A guardrail is a check that runs at a boundary: on the user’s input, on the model’s output, or on a tool’s result. It can block (raise an error and stop), warn, or simply flag for the record. Every verdict becomes an event in the run, so even a flag that does not stop anything leaves a trace.

no_pii <- guardrail(
  "no_email_in_output",
  check = function(payload, context) {
    if (grepl("[[:alnum:]._]+@[[:alnum:].]+", payload)) "output contains an email address" else TRUE
  },
  on_fail = "block",
  stage = "output"
)

careful <- agent("Careful", cfg, guardrails = guardrails(no_pii),
                 persona = "You answer questions about contacting the registrar.")

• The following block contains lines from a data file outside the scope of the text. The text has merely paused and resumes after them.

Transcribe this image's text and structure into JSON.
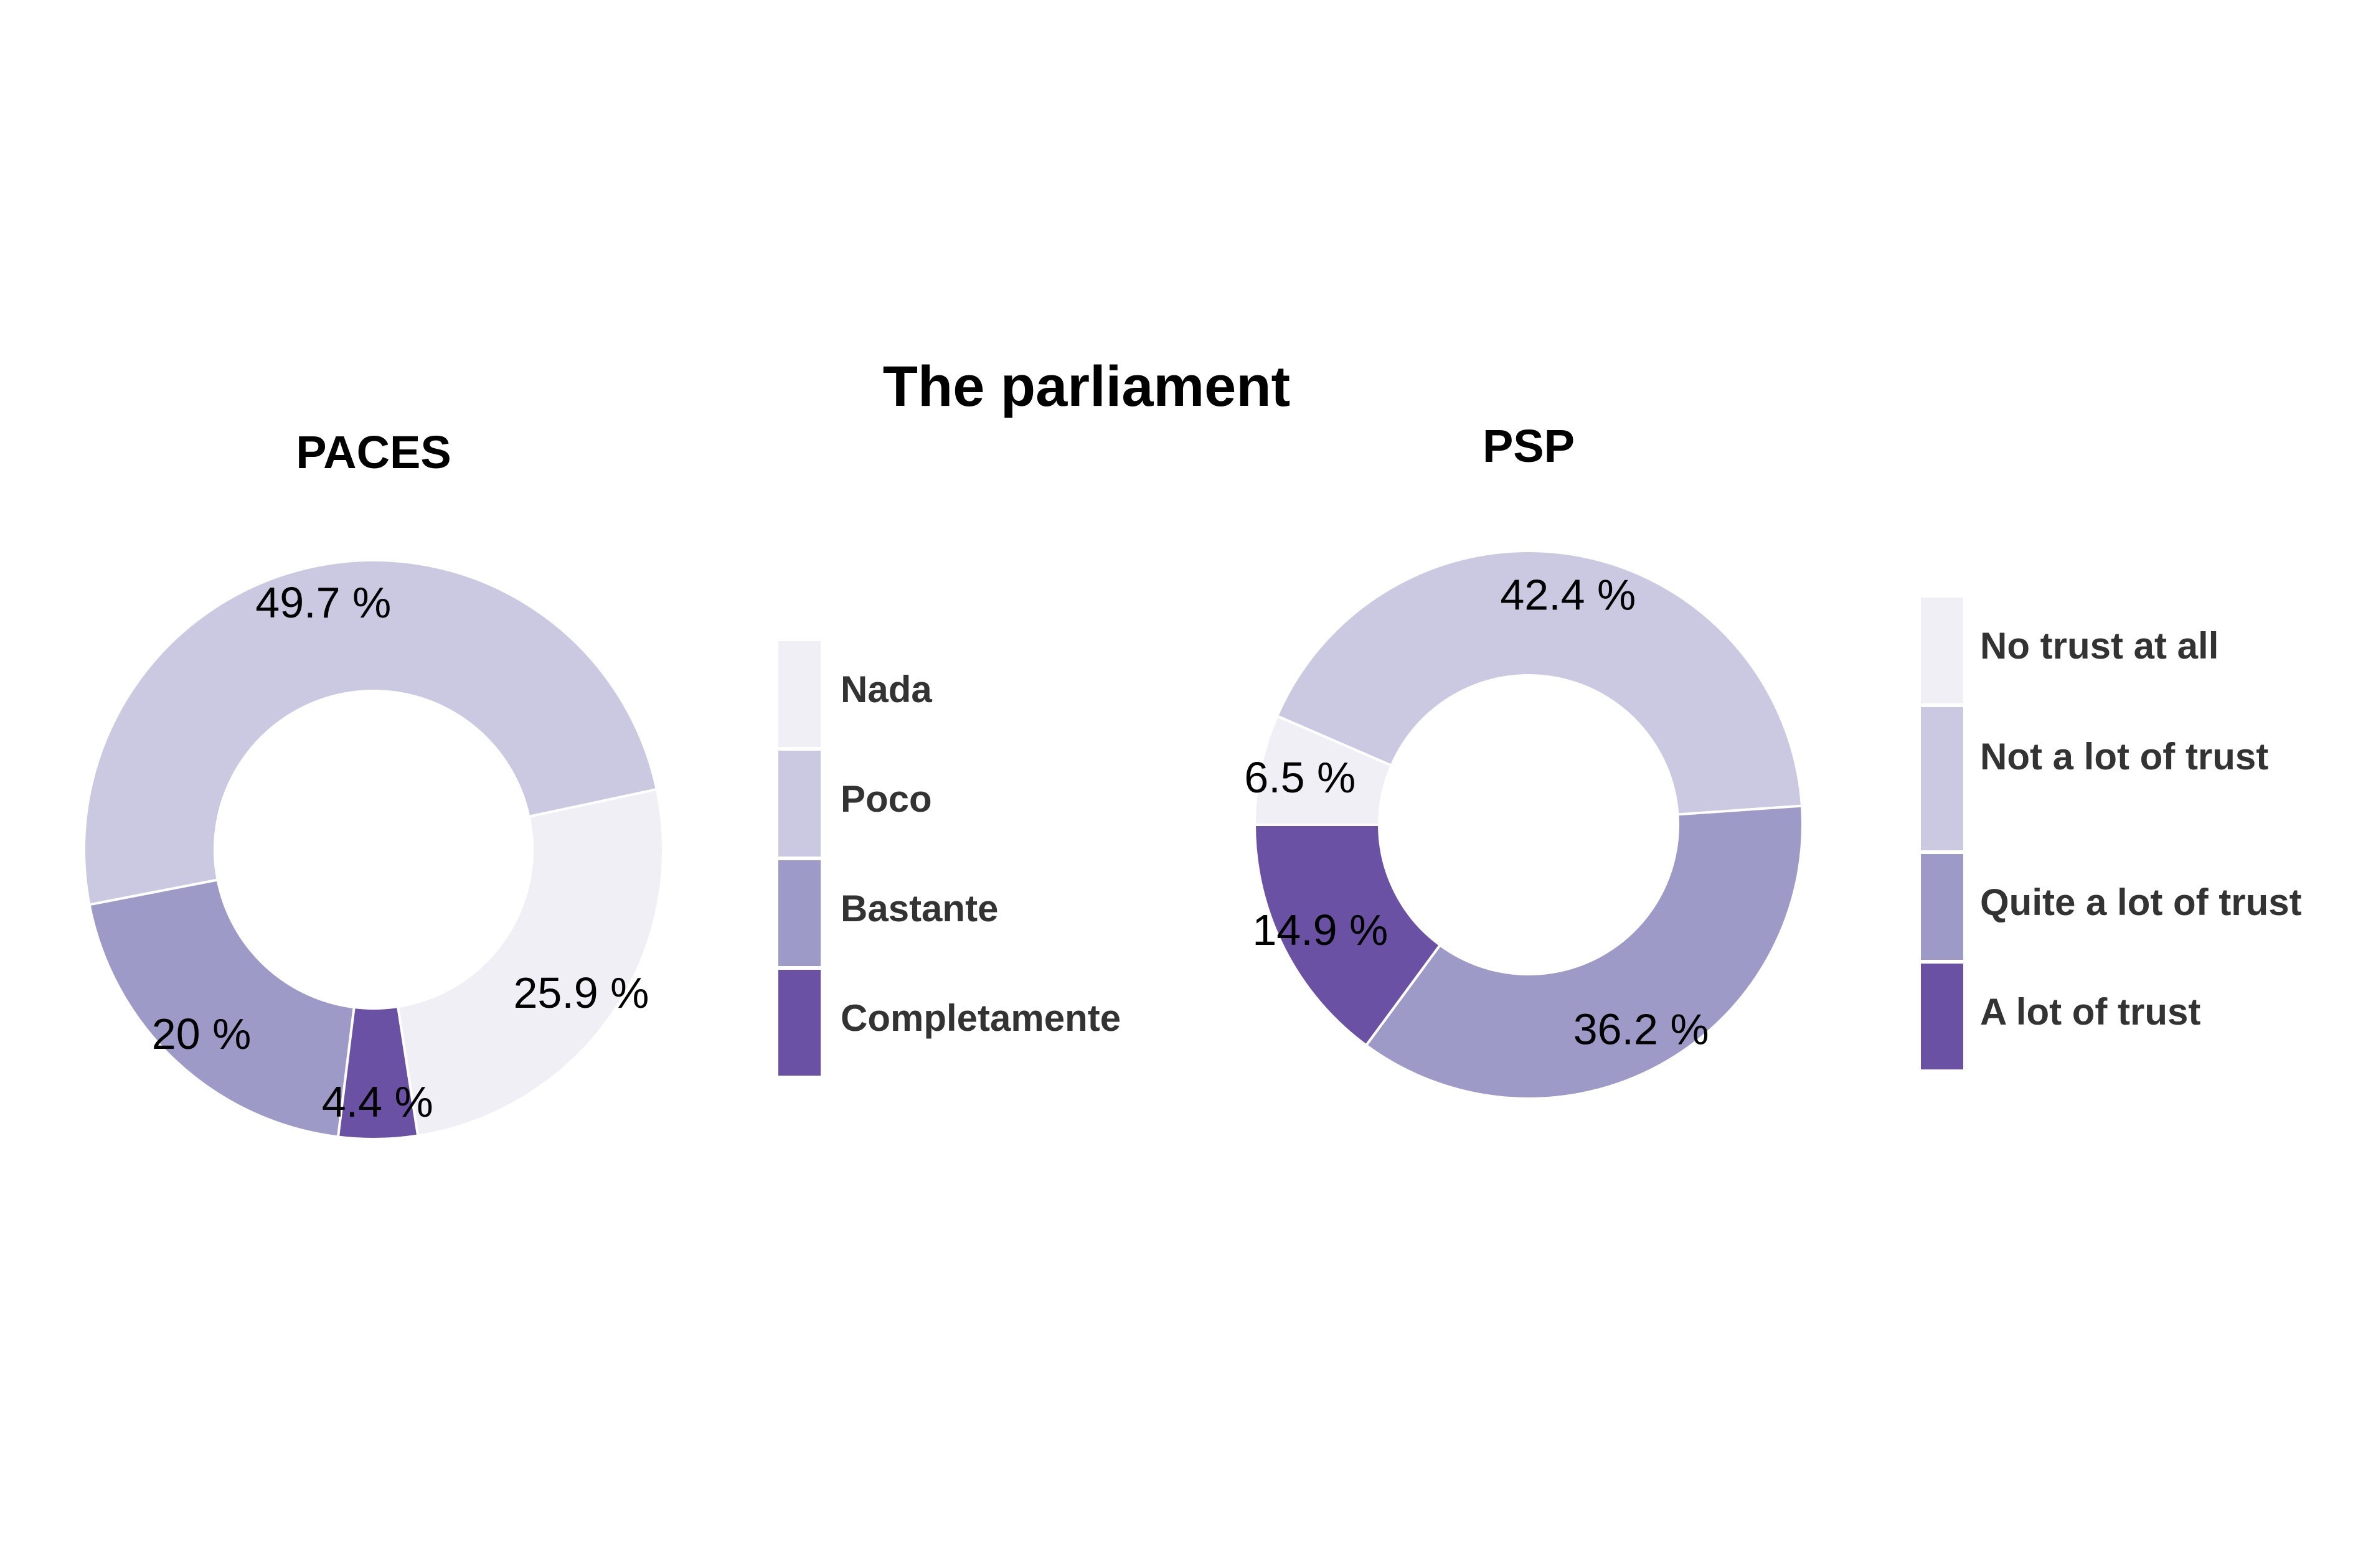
{
  "title": "The parliament",
  "colors": {
    "c1": "#f0eff6",
    "c2": "#cbc9e2",
    "c3": "#9e9ac8",
    "c4": "#6a51a3"
  },
  "chart_data": [
    {
      "type": "pie",
      "title": "PACES",
      "categories": [
        "Nada",
        "Poco",
        "Bastante",
        "Completamente"
      ],
      "values": [
        25.9,
        49.7,
        20,
        4.4
      ],
      "labels": [
        "25.9 %",
        "49.7 %",
        "20 %",
        "4.4 %"
      ],
      "legend": [
        "Nada",
        "Poco",
        "Bastante",
        "Completamente"
      ],
      "legend_position": "right",
      "hole": true
    },
    {
      "type": "pie",
      "title": "PSP",
      "categories": [
        "No trust at all",
        "Not a lot of trust",
        "Quite a lot of trust",
        "A lot of trust"
      ],
      "values": [
        6.5,
        42.4,
        36.2,
        14.9
      ],
      "labels": [
        "6.5 %",
        "42.4 %",
        "36.2 %",
        "14.9 %"
      ],
      "legend": [
        "No trust at all",
        "Not a lot of trust",
        "Quite a lot of trust",
        "A lot of trust"
      ],
      "legend_position": "right",
      "hole": true
    }
  ]
}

# a normal answer passes; an answer that leaks an address is blocked
tryCatch(
  careful$chat("Give me a fake example email for the registrar."),
  llmragent_guardrail_block = function(e) "blocked: the output guardrail stopped a leak"
)

Tool-stage guardrails apply the same check to tool results, which matters when a tool reaches an outside service you do not control. A result that looks like an injection attempt, or carries content it should not, can be stopped before the model ever reads it. The payload a tool guardrail receives is a list with the tool’s name, arguments, and result.

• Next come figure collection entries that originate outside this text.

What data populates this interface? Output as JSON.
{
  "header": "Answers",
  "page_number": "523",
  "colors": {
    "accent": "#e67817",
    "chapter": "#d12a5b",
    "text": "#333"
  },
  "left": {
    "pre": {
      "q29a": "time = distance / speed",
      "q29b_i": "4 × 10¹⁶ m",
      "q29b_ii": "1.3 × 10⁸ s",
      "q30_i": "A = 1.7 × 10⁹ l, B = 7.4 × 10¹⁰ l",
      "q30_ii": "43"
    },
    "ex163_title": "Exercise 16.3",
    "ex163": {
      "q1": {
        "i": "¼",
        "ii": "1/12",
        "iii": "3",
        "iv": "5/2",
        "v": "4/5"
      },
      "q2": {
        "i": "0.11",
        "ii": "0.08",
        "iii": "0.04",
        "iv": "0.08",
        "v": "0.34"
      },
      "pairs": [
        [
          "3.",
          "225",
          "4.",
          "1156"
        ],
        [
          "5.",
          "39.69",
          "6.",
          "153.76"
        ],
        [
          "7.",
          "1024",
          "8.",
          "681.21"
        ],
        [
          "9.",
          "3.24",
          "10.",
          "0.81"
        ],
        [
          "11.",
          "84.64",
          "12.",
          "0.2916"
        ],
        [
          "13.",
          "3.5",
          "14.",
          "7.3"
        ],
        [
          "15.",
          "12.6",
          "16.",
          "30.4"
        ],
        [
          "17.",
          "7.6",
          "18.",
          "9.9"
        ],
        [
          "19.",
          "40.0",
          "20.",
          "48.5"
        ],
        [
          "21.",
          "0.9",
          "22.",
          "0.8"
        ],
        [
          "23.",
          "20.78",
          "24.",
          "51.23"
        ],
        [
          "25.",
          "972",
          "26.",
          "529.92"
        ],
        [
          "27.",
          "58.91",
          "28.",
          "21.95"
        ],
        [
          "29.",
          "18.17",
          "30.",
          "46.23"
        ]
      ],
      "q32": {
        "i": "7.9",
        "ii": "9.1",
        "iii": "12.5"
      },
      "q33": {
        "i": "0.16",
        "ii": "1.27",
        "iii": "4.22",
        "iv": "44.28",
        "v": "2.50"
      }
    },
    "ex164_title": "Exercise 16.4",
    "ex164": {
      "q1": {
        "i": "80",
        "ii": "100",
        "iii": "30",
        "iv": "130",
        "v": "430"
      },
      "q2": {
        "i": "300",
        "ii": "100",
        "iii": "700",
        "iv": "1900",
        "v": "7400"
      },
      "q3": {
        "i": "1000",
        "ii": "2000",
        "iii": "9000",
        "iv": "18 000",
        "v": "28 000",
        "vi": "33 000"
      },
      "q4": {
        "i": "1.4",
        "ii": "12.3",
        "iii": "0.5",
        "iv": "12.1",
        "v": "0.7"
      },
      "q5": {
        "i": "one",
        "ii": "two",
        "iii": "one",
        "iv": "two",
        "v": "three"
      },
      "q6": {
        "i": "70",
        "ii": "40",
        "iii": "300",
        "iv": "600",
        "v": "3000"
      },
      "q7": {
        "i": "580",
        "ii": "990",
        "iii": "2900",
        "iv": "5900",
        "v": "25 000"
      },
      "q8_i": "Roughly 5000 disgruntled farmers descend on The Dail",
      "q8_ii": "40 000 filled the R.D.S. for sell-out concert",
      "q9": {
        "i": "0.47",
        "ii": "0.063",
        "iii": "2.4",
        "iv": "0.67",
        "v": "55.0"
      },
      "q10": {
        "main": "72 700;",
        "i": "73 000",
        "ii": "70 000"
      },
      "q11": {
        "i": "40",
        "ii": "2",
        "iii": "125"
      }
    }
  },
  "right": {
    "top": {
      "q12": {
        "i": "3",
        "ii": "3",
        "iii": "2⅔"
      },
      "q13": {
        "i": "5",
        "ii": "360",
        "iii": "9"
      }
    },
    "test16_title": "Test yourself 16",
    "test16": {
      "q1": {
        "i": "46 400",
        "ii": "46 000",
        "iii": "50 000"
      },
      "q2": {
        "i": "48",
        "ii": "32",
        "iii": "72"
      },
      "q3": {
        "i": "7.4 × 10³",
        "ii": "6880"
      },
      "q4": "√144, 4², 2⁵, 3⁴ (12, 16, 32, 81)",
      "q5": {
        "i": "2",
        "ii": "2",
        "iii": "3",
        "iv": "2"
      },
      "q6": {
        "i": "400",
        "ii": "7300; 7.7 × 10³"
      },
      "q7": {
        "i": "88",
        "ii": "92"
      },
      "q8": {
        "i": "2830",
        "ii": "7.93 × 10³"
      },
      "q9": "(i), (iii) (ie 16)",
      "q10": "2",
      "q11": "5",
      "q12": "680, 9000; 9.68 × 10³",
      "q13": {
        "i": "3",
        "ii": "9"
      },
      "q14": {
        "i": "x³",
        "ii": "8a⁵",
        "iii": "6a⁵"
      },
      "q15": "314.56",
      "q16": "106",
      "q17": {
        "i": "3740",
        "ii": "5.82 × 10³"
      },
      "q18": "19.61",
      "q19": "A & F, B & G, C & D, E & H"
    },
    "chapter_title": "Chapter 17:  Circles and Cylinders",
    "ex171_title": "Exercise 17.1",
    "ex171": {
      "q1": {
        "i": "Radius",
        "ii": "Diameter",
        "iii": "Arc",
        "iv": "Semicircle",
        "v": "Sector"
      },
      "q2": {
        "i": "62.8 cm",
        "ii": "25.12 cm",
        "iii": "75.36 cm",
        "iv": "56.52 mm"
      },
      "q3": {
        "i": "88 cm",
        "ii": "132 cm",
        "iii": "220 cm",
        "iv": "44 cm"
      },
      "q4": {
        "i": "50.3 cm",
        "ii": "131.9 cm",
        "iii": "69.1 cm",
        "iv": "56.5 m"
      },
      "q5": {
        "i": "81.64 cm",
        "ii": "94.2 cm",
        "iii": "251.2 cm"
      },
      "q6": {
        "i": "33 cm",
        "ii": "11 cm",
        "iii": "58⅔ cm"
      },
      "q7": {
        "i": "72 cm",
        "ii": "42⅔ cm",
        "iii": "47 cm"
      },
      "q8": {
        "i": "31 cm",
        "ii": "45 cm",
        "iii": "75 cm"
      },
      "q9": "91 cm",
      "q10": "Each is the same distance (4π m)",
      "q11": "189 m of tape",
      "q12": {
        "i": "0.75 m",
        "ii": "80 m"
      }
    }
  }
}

Human approval for the irreversible

Some actions should never happen without a person saying yes. Mark such a tool requires_approval = TRUE. When the model tries to call it, the run does not proceed and does not silently skip the call. It raises a typed condition carrying a checkpoint: a complete, serializable snapshot of where the agent was.

send_email <- agent_tool(
  function(to, body) paste0("SENT to ", to, ": ", body),
  name = "send_email",
  description = "Send an email to a recipient.",
  parameters = list(to = list(type = "string"), body = list(type = "string")),
  required = c("to", "body"),
  side_effects = "external",
  requires_approval = TRUE
)

assistant <- agent("Assistant", cfg, tools = list(send_email),
                   persona = "You help draft and send short emails.")

checkpoint <- tryCatch(
  assistant$chat("Email j.doe@example.edu to confirm Tuesday's meeting."),
  llmragent_pending_approval = function(e) e$checkpoint
)
checkpoint    # shows the pending tool and its arguments

A reviewer now decides. The checkpoint is an ordinary R object: you can save it with saveRDS(), hand it to a colleague, and resume tomorrow on another machine. The checkpoint lets a review continue across sessions and machines. Approve, reject, or edit the arguments, then resume:

decided <- approve_tool_call(checkpoint, "approve")
result  <- resume_run(decided)
result    # the approved call ran, and the agent continued from where it paused

Rejecting feeds the model a denial and lets it carry on without the action. Editing lets you fix the arguments – correct a recipient, trim a message – before the call runs. Either way the decision is recorded as an approval event, and because the resumed run keeps the original run id, the archive shows one continuous study with a human checkpoint in the middle, not two disconnected fragments.

Putting it together

The three controls combine. A realistic setup declares each tool’s powers, guards the boundaries against leaks and injections, and gates the few genuinely dangerous tools behind a person. None of it is forced on a simple study: an agent with no governed tools, no guardrails, and no gates behaves exactly as it did before. They earn their place once an agent can affect anything beyond the model call.